Former governor. Andrew Cuomo not only abandoned his dog on his last day in office, but also gave New York a last thumbs up by opening the prison doors of one of Brink’s killers, with bloody hands.
Have I ever heard of the Brink killers? This is understandable; it happened a long time ago (October 21, 1981, to be exact) and, moreover, the killers themselves are much better known among leftists as the boys and girls who only started a “theft” of armored vehicles suburbs of New York.
But that euphemism doesn’t begin to do justice to the event: two separate acts of premeditated killing that cut off a Brink guard and two police officers, executed by heavily armed thugs looking for a big payday and their radicalized accomplices, it looks more like him.
There were a lot of things going on at the time: spoiled students talking about radical rhetoric and associating with common criminals for fun and profit – and it would almost have been comical if the consequences hadn’t been so extensive and so deadly.
Names like Brink’s escape drivers Kathy Boudin and Judith Clark, and Weather Underground bombers Bill Ayres and Bernardine Dohrn, along with Susan Saxe, Katherine Ann Power and JoAnne Chesimard, resonate. Not all of them were murderers, even if only by circumstances, but they devoted themselves to the violent destruction of their country and their way of life.

In other words, the murder came naturally. Although, even though they wished to commit the crime, the real armed insurrection, honest to God, none of them have been happy doing so. And the lamentations on his behalf have been incessant but productive.
The recipient of Cuomo’s separation gift is David Gilbert, late in Weather Underground and serving a 75-year life sentence for three second-degree homicide offenses and four first-degree burglary offenses at the same time. Without government interference, he would not have been eligible for release until 2056, which seems very right: the gang’s three victims, after all, are serving 1981-to-eternity terms.
As it is, Gilbert will soon go before a parole board and get to know Brink, Clark and Boudin’s escape drivers again. The latter is the mother of Gilbert’s son Chesa Boudin, 41, a San Francisco district attorney backed by George Soros, who refuses to prosecute “poverty crimes” such as assault, shoplifting and robbery. low quality.

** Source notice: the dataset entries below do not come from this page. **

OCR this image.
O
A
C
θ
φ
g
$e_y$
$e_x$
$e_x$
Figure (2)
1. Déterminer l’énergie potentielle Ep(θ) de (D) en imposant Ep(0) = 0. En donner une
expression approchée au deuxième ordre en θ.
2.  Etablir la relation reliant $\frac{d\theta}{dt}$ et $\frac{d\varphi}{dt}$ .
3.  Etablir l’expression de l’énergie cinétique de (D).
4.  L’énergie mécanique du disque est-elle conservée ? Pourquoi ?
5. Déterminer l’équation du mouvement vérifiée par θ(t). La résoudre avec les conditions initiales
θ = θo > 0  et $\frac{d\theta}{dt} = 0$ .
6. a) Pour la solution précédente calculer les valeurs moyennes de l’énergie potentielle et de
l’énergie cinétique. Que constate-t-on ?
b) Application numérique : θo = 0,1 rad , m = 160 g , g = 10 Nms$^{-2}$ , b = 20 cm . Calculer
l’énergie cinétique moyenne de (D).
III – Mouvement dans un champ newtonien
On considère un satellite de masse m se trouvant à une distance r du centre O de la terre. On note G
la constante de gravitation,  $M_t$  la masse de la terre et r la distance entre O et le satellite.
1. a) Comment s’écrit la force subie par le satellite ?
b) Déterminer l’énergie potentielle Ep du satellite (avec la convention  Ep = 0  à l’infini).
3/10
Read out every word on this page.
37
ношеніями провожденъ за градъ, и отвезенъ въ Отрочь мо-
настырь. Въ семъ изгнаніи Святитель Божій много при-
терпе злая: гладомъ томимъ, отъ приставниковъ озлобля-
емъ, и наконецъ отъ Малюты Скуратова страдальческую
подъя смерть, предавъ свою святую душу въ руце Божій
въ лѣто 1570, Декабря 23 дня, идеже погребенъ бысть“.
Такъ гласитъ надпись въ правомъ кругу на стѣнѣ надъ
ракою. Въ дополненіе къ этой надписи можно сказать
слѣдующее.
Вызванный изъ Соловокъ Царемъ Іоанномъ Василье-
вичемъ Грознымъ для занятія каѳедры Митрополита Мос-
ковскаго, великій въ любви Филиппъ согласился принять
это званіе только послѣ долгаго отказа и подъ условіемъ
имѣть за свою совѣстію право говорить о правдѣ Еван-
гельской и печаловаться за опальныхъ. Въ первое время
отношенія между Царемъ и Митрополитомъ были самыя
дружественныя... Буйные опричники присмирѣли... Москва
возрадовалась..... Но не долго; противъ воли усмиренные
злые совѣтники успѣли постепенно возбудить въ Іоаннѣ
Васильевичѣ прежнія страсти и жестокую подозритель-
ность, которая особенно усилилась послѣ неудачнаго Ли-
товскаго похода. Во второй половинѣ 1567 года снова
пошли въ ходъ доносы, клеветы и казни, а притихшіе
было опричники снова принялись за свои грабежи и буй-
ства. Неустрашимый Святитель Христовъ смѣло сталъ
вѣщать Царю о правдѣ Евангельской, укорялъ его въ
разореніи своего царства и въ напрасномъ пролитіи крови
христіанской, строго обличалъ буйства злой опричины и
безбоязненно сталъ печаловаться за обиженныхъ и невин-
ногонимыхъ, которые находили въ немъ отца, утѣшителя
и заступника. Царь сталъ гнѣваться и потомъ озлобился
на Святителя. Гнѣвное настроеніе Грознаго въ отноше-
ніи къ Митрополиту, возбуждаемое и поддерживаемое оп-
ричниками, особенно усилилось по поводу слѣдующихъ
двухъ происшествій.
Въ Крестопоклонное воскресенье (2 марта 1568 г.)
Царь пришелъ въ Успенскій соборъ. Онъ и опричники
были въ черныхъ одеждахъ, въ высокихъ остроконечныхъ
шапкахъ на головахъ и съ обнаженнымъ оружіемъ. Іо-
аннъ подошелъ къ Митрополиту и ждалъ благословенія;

Kathy Boudin herself, a well-connected Baby Diaper Red, managed to negotiate her way out of Brink’s strong phrase; she was released on parole in 2003 after 20 years. Clark, who also managed to shoot himself during Brink’s escape, was 75 years old on three counts of murder, but was released after Cuomo commuted his sentences in 2016.
Cuomo’s fascination with the case (he would think it should be enough to get a triple killer out of prison) would be a mystery if the former governor’s reception was not known in the face of progressive pressure and accompanying campaign donations. .
In the case of Brink’s convicts, that pressure was as relentless as it was naive; the essential argument was that Boudin, Clark, and Gilbert were good people caught up in bad company who realized their mistakes and had devoted themselves to rehabilitation and remorse.

And while this approach may resonate with regard to garden variety offenders, only for cash, it is nonsense when applied to well-educated radicals who want to destroy their own rule of law. Countries less engaged in due process would have reinforced them against a wall and ended it in 48 hours; all three should be grateful for every breath they take.
But thanking is not for the radicals.
In the case, Boudin became a professor at Columbia University (unsurprisingly) after his release; Clark hired a nonprofit company, and while Gilbert faces procedural hurdles, he will soon be free to touch base with Chesa, perhaps to advise him on the best way to continue San Francisco’s destabilization.
For, while it is absurd to equate a premeditated bloody assassination with Chesa Boudin’s approach to law enforcement, it is fair to point out that while David Gilbert sought revolution through the commission of crimes, his son pursues change by inciting them. Sunrise, sunset, so to speak.
And Cuomo gave both approaches a big moral boost Monday: no surprises, of course, but shame for him.